I successfully completed the sample2markers.py step, however I cannot run step 3: Identify clades detected in the samples and build reference databases. The command i am using is:
Traceback (most recent call last):
File “/mnt/nfs/home/30041036/.conda/envs/metaphlan2/bin/strainphlan.py”, line 1585, in
strainphlan()
File “/mnt/nfs/home/30041036/.conda/envs/metaphlan2/bin/strainphlan.py”, line 1581, in strainphlan
strainer(args)
File “/mnt/nfs/home/30041036/.conda/envs/metaphlan2/bin/strainphlan.py”, line 1365, in strainer
db = pickle.load(bz2.BZ2File(args[‘mpa_pkl’]))
File “/mnt/nfs/home/30041036/.conda/envs/metaphlan2/lib/python3.7/bz2.py”, line 92, in init
self._fp = _builtin_open(filename, mode)
IsADirectoryError: [Errno 21] Is a directory: ‘/mnt/nfs/home/30041036/.conda/envs/metaphlan2/bin/metaphlan_databases’
How can I fix this? I can’t see that anyone else has had similar issues. Also in step 4 --ifn_markers s__Eubacterium_siraeum.markers.fasta is used in the command, how do I generate this fasta file for the species I am interested in (e.g. staphylococcus aureus)?
Hi mradz19,
Try to add the param –index v296_CHOCOPhlAn_201901 to the strainphlan execution like:
strainphlan.py --ifn_samples p100_bowtie2_aligned.markers --output_dir markers/ --print_clades_only --index v296_CHOCOPhlAn_201901 > clades.txt
Hi Michael,
When StrainPhlAn is not able to return any clade could be due two main reasons:
The database version you used for create the SAM file is different than the version you used for executing StrainPhlAn. This can be checked taking a look on the first line of the abundances report file generated together with the SAM file.
The sample2markers script was not able to reconstruct enough markers for your sample.
If you could share your markers file I could take a deeper look on the problem.
Hi @lzh1982
The StrainPhlAn markers’ database is same as the MetaPhlAn markers’ database.
If you installed MetaPhlAn 3 via conda, StrainPhlAn and the markers’ database will be also downloaded and installed, please check the tutorial for more info: https://github.com/biobakery/MetaPhlAn/wiki/MetaPhlAn-3.0#installation
If you have any issue with the conda installatioiin, you can also download the database from the following links:
Hi Aitor,
Thank you very much for your explanation! I have installed biobakery_workflow through docker. I need know how to download the reference database not only maker database and install STRAINPHLAN_DB_REFERENCE manually? Would you help me?
Hi,
You should set the the environmental variables STRAINPHLAN_DB_REFERENCE and STRAINPHLAN_DB_MAKERS inside your Docker instance using export.

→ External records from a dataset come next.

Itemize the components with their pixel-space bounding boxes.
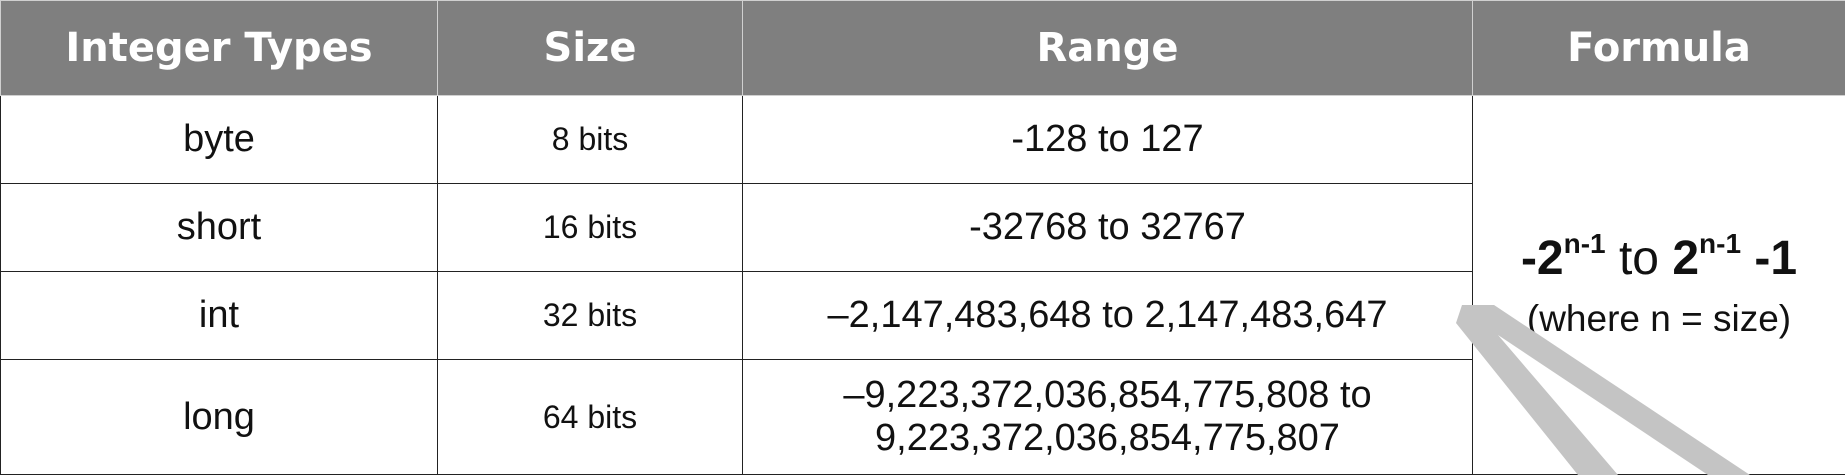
range-cell: –9,223,372,036,854,775,808 to 9,223,372,…: [742, 359, 1473, 475]
range-text: –2,147,483,648 to 2,147,483,647: [827, 294, 1388, 337]
formula-neg-base: -2: [1520, 232, 1564, 286]
table-row: byte 8 bits -128 to 127 -2n-1 to 2n-1 -1…: [0, 94, 1845, 475]
range-text: -32768 to 32767: [969, 205, 1246, 248]
formula-base: 2: [1672, 232, 1700, 286]
header-row: Integer Types Size Range Formula: [0, 0, 1845, 96]
formula-exponent-2: n-1: [1699, 228, 1742, 260]
formula-tail: -1: [1741, 232, 1798, 286]
type-cell: long: [0, 359, 438, 475]
table-row: short 16 bits -32768 to 32767: [0, 183, 1845, 273]
type-cell: byte: [0, 94, 438, 185]
range-cell: -32768 to 32767: [742, 183, 1473, 273]
range-text-line-2: 9,223,372,036,854,775,807: [875, 417, 1340, 460]
header-range: Range: [742, 0, 1473, 96]
table-row: int 32 bits –2,147,483,648 to 2,147,483,…: [0, 271, 1845, 361]
formula-cell: -2n-1 to 2n-1 -1 (where n = size): [1472, 95, 1845, 475]
size-cell: 8 bits: [437, 94, 743, 185]
range-cell: –2,147,483,648 to 2,147,483,647: [742, 271, 1473, 361]
size-cell: 64 bits: [437, 359, 743, 475]
range-text-line-1: –9,223,372,036,854,775,808 to: [843, 373, 1372, 416]
size-cell: 16 bits: [437, 183, 743, 273]
type-cell: short: [0, 183, 438, 273]
header-formula: Formula: [1472, 0, 1845, 96]
size-cell: 32 bits: [437, 271, 743, 361]
header-integer-types: Integer Types: [0, 0, 438, 96]
formula-expression: -2n-1 to 2n-1 -1: [1473, 228, 1845, 288]
range-cell: -128 to 127: [742, 94, 1473, 185]
formula-exponent-1: n-1: [1563, 228, 1606, 260]
formula-to: to: [1605, 232, 1673, 286]
range-text: -128 to 127: [1011, 117, 1204, 160]
header-size: Size: [437, 0, 743, 96]
table-row: long 64 bits –9,223,372,036,854,775,808 …: [0, 359, 1845, 475]
formula-note: (where n = size): [1526, 297, 1792, 339]
type-cell: int: [0, 271, 438, 361]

STRAINPHLAN_DB_REFERENCE should point to the folder containing the reference genomes used when running StrainPhlAn and STRAINPHLAN_DB_MARKERS points to the folder containing the StrainPhlAn marker files.
Dear Dr.Francesco.Beghini,
Thank you very much for your explanation! I do not know where I can download the STRAINPHLAN_DB_REFERENCE database. Because I can not install directly using the order:biobakery_workflows --install wmgx, so I want to download the corresponding datatbase and install manually! Many thanks!